Au bois
par le Chamarre collectif
École Supérieure d’Art Dramatique (ESAD)
Date : Jeudi 24 novembre 2022
Horaires : 20h - 21h25
Lieu : Théâtre Bernard-Marie Koltès
Durée : 1h25
Discipline : Théâtre / Théâtre musical
Maud Grelier et Inès Bedoya
Texte : Claudine Galea, Editions Espaces 34
Mise en scène : Mathilde Modde
Collaboration artistique : Anna Budde
Avec : Maria Aziz Alaoui, Louisa Chas, Antoine Chicaud, Louise Rieger, Thomas Roy
Dans Au Bois, Mère et Petite en ont assez de traverser la ville pour rendre visite à la grand-mère. Le conte a lieu aujourd'hui, dans une grande ville polluée, au bord du périphérique, là où il ne fait pas bon de traîner la nuit. La Mère, boulimique et névrosée, compte sur la Petite pour s'acquitter du rendez-vous. Le Bois en bas n'a rien de la forêt touffue qu'on lui connaissait. Ravagé par le béton et les ordures, il n'est plus qu'un parc urbain mal famé. Le Loup n'a pas l'allure d'une bête, d'ailleurs on ne saurait pas bien le reconnaître. Il est presque ringard et regrette le temps où il plaisait aux jeunes filles. Le Chasseur, papi en forme et bien conservé, guette le danger. La Petite, dans tout ça, studieuse et responsable, préfère se cultiver plutôt qu'écouter sa Mère se lamenter. Au moins, les films en noir et blanc ça n'est pas comme les contes : ça ne raconte pas de mensonges.

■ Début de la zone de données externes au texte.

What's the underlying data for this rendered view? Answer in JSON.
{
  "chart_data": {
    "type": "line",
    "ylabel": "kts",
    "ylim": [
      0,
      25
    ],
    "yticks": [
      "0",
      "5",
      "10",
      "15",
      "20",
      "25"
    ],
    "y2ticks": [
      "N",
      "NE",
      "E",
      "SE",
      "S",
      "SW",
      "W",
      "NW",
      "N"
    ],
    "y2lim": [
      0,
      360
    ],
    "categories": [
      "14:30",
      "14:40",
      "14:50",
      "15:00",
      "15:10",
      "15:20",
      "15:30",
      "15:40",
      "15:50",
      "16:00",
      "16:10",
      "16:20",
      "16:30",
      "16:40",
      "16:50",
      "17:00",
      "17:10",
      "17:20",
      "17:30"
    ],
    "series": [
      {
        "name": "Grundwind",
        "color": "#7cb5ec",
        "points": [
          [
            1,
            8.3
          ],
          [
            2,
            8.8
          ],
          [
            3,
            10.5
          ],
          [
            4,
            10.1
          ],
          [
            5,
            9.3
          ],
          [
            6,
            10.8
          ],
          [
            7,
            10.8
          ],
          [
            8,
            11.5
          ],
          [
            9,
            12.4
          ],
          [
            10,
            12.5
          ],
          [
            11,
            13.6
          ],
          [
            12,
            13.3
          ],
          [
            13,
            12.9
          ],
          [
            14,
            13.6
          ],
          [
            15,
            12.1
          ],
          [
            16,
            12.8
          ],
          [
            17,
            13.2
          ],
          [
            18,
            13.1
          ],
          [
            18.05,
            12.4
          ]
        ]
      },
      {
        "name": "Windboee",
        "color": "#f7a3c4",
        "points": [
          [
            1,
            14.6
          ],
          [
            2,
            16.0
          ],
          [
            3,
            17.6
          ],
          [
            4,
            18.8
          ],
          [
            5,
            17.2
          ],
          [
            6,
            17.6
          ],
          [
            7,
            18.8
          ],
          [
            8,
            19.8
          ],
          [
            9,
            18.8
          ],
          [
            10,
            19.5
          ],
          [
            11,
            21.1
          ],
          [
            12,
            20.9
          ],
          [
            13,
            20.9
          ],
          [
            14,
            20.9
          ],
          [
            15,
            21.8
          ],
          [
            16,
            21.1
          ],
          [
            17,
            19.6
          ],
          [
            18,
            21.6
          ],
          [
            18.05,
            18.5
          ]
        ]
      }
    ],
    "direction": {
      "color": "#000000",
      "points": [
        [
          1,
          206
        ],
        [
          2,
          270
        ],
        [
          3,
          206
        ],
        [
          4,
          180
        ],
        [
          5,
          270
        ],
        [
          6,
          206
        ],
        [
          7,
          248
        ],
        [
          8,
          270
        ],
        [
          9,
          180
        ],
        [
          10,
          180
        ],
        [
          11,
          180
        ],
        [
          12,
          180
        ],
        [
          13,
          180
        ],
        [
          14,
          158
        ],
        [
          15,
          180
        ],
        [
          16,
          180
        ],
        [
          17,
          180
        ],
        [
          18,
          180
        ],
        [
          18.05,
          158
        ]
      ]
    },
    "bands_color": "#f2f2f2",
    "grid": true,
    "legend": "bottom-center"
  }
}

Au Bois c'est une histoire de mère et de fille, de désir, de sauvagerie, de viol. C'est le cri d'une jeunesse révoltée qui s'acharne à repousser l'inertie d'un monde normalisé. Ici on ne cède pas à la peur, même quand le viol surgit. On ne veut plus être une victime, on veut vivre ses rêves d'amour et de jouissance, reconquérir sa liberté et défier le destin. On n'écoute plus les morales, les loups et les chasseurs, on préfère invoquer nos êtres sauvages et survoltés. On prend les armes du rire, du chant, de la vibration et de la joie pour porter cette parole sans tricher et sans détour, dans sa plus grande vérité.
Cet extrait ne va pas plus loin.